Thursday, August 28, 2014

Article 78. Its All About Leveraging Labor and Knowledge

Leveraging is a big word on Wall Street it allows a company to grow by borrowing capital.  It is normally only thought of as relating to investment capital but in the real world you can also leverage labor and knowledge.  This is the main principle I have used in my proposed Consulting Agreement with the VA.  See Article 77.  Aug 13 Proposed Consulting Agreement with VA.

To solve the problem of determining with relative accuracy how many Nurses and Doctors are needed to effectively and efficiently meet all VA patient appointment schedules I have used the following process.  This also is the most efficient and least expensive approach for solving difficult and extensive problems in any large organization.

An unnamed VA staff member from the DC office expressed disbelief when he called me last month.  How could a single Consultant from outside the VA make such a major impact on VA operations.  The answer is in knowing how to leverage labor and knowledge to produce an effective and efficient staffing schedule for all VA Medical Facilities and to do it in Three Months.   Starting with just myself  a single Principle Consultant leveraging the labor of ten VA OIG Analysts to be Facilitators to employee Functional Lean Teams involving hundreds of employees.  Enterprise Lean uses employee Functional Lean Teams to determine the most effective and efficient way of doing their functions (jobs).  The Functional Lean Teams also compare standards such as Best Practices with the way they are currently doing their functions and make adjustments.  When standardized the data is documented in a spreadsheet by the OIG Analyst acting as the Facilitator for the Lean Team.

The data from the Functional Lean Team is then passed to a higher level Lean Team lead by a Doctor and members of his nursing staff.  The Doctors Lean Team lays out a detailed sequential schedule involving the activities of  Doctors supporting Nursing staff and patients on a Wall Chart.  The wall chart uses wrapping paper taped to a conference room wall with representations of all activities sequentially represented by taping activities on colored paper to the wrapping paper backing which can be rolled and used in other locations.  The knowledge is with the employee Lean Teams who determine the best way  organize the sequential events in doing a function.  The wall chart is a daily plan of activities showing all processes done by staff without any staff members having to wait on other staff members.
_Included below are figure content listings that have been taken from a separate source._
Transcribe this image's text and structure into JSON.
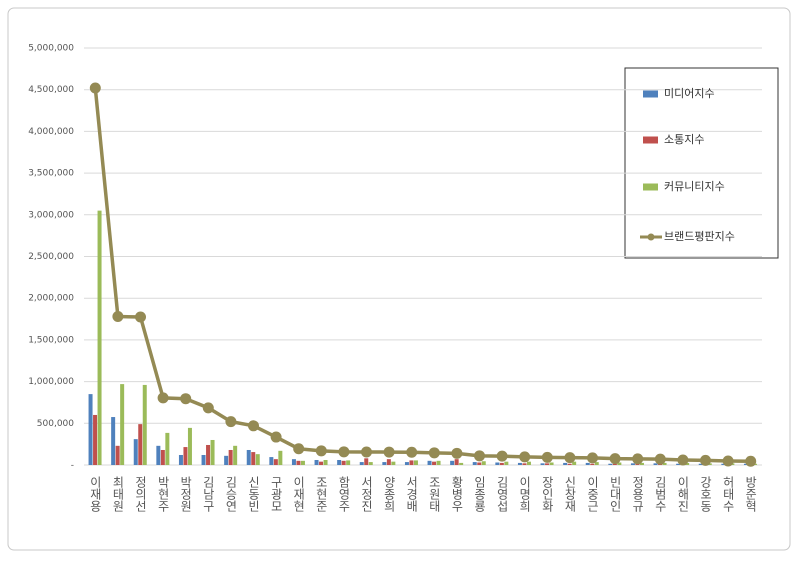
{
  "chart_data": {
    "type": "bar_line",
    "categories": [
      "이재용",
      "최태원",
      "정의선",
      "박현주",
      "박정원",
      "김남구",
      "김승연",
      "신동빈",
      "구광모",
      "이재현",
      "조현준",
      "함영주",
      "서정진",
      "양종희",
      "서경배",
      "조원태",
      "황병우",
      "임종룡",
      "김영섭",
      "이명희",
      "장인화",
      "신창재",
      "이중근",
      "빈대인",
      "정용규",
      "김범수",
      "이해진",
      "강호동",
      "허태수",
      "방준혁"
    ],
    "series": [
      {
        "name": "미디어지수",
        "color": "#4f81bd",
        "kind": "bar",
        "values": [
          850000,
          575000,
          310000,
          230000,
          120000,
          120000,
          110000,
          180000,
          95000,
          70000,
          60000,
          60000,
          35000,
          35000,
          35000,
          50000,
          50000,
          35000,
          30000,
          25000,
          20000,
          25000,
          25000,
          15000,
          20000,
          20000,
          15000,
          15000,
          15000,
          15000
        ]
      },
      {
        "name": "소통지수",
        "color": "#c0504d",
        "kind": "bar",
        "values": [
          600000,
          230000,
          490000,
          180000,
          215000,
          240000,
          180000,
          155000,
          70000,
          50000,
          40000,
          50000,
          80000,
          70000,
          55000,
          40000,
          70000,
          30000,
          25000,
          20000,
          20000,
          15000,
          15000,
          15000,
          15000,
          20000,
          15000,
          15000,
          10000,
          10000
        ]
      },
      {
        "name": "커뮤니티지수",
        "color": "#9bbb59",
        "kind": "bar",
        "values": [
          3050000,
          970000,
          960000,
          385000,
          445000,
          300000,
          230000,
          130000,
          170000,
          50000,
          60000,
          55000,
          35000,
          40000,
          55000,
          50000,
          25000,
          45000,
          40000,
          40000,
          30000,
          40000,
          35000,
          30000,
          25000,
          25000,
          25000,
          20000,
          20000,
          15000
        ]
      },
      {
        "name": "브랜드평판지수",
        "color": "#948a54",
        "kind": "line",
        "values": [
          4520000,
          1780000,
          1775000,
          805000,
          795000,
          685000,
          520000,
          470000,
          335000,
          195000,
          170000,
          158000,
          156000,
          155000,
          153000,
          146000,
          140000,
          110000,
          106000,
          97000,
          91000,
          88000,
          85000,
          76000,
          73000,
          70000,
          60000,
          55000,
          48000,
          45000
        ]
      }
    ],
    "ylim": [
      0,
      5000000
    ],
    "yticks": [
      {
        "value": 0,
        "label": "-"
      },
      {
        "value": 500000,
        "label": "500,000"
      },
      {
        "value": 1000000,
        "label": "1,000,000"
      },
      {
        "value": 1500000,
        "label": "1,500,000"
      },
      {
        "value": 2000000,
        "label": "2,000,000"
      },
      {
        "value": 2500000,
        "label": "2,500,000"
      },
      {
        "value": 3000000,
        "label": "3,000,000"
      },
      {
        "value": 3500000,
        "label": "3,500,000"
      },
      {
        "value": 4000000,
        "label": "4,000,000"
      },
      {
        "value": 4500000,
        "label": "4,500,000"
      },
      {
        "value": 5000000,
        "label": "5,000,000"
      }
    ],
    "grid": true,
    "legend": "right"
  }
}
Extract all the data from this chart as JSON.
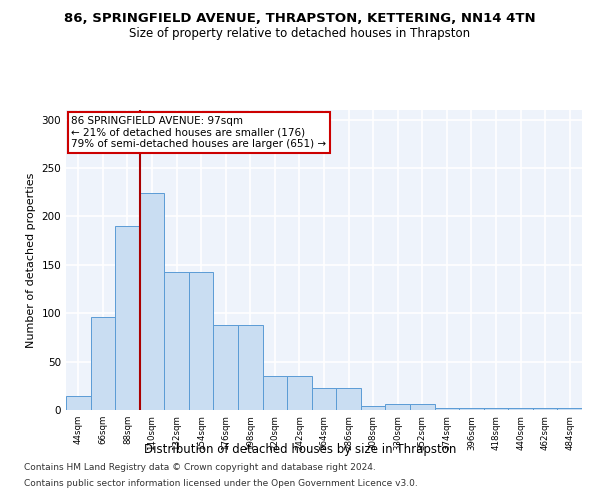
{
  "title": "86, SPRINGFIELD AVENUE, THRAPSTON, KETTERING, NN14 4TN",
  "subtitle": "Size of property relative to detached houses in Thrapston",
  "xlabel": "Distribution of detached houses by size in Thrapston",
  "ylabel": "Number of detached properties",
  "bin_labels": [
    "44sqm",
    "66sqm",
    "88sqm",
    "110sqm",
    "132sqm",
    "154sqm",
    "176sqm",
    "198sqm",
    "220sqm",
    "242sqm",
    "264sqm",
    "286sqm",
    "308sqm",
    "330sqm",
    "352sqm",
    "374sqm",
    "396sqm",
    "418sqm",
    "440sqm",
    "462sqm",
    "484sqm"
  ],
  "bar_heights": [
    14,
    96,
    190,
    224,
    143,
    143,
    88,
    88,
    35,
    35,
    23,
    23,
    4,
    6,
    6,
    2,
    2,
    2,
    2,
    2,
    2
  ],
  "bar_color": "#c9ddf2",
  "bar_edge_color": "#5b9bd5",
  "red_line_color": "#aa0000",
  "annotation_line1": "86 SPRINGFIELD AVENUE: 97sqm",
  "annotation_line2": "← 21% of detached houses are smaller (176)",
  "annotation_line3": "79% of semi-detached houses are larger (651) →",
  "annotation_box_color": "#ffffff",
  "annotation_box_edge": "#cc0000",
  "ylim": [
    0,
    310
  ],
  "yticks": [
    0,
    50,
    100,
    150,
    200,
    250,
    300
  ],
  "footer_line1": "Contains HM Land Registry data © Crown copyright and database right 2024.",
  "footer_line2": "Contains public sector information licensed under the Open Government Licence v3.0.",
  "bg_color": "#eef3fb",
  "grid_color": "#ffffff",
  "title_fontsize": 9.5,
  "subtitle_fontsize": 8.5,
  "xlabel_fontsize": 8.5,
  "ylabel_fontsize": 8,
  "footer_fontsize": 6.5,
  "annotation_fontsize": 7.5
}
Part 1. Of the Proposed Consulting Agreement
This Consulting Agreement develops a Throughput Schedule plan for each area where medical services are needed to meet increased VA patient loads.  An OIG Analyst will be assigned to each medical area to Facilitate Hospital Employee Lean Teams in applying Best Practices to each of their Functions.  The Lean Data will be captured in a spreadsheet and used in the higher level Doctor’s Lean Team to develop the Throughput document which will be captured in a staffing spreadsheet.  The Throughput spreadsheet will contain a large number of repeated reiterations of the original Best Practices balanced schedule design.  The Throughput Spreadsheet will contain enough reiterations to meet any VA facility’s patient appointment schedule requirements.  Spreadsheets have unique capability such that a specific patient load can be identified on the spreadsheet and matched with the Patient Requirements for a VA Medical Facility before the extensive document is printed.  The Names of existing staff members are added directly to the Throughput Schedule showing exactly how many new hires and their expertise are needed.

Note that the Spreadsheet itself becomes a knowledge leveraging tool.  See Article 76. Detailed Description of the Throughput Process.  Savings from the throughput Schedule is estimated at $3 billion largely from not over hiring staff.

Toyota Developed the Enterprise Lean process for the purpose of leveraging the knowledge of thousands of employees in making their jobs more effective and efficient.  This is one reason why Toyota has grabbed market share from sloppy bureaucratic General Motors which only uses a few hundred Industrial Engineers to make manufacturing decisions.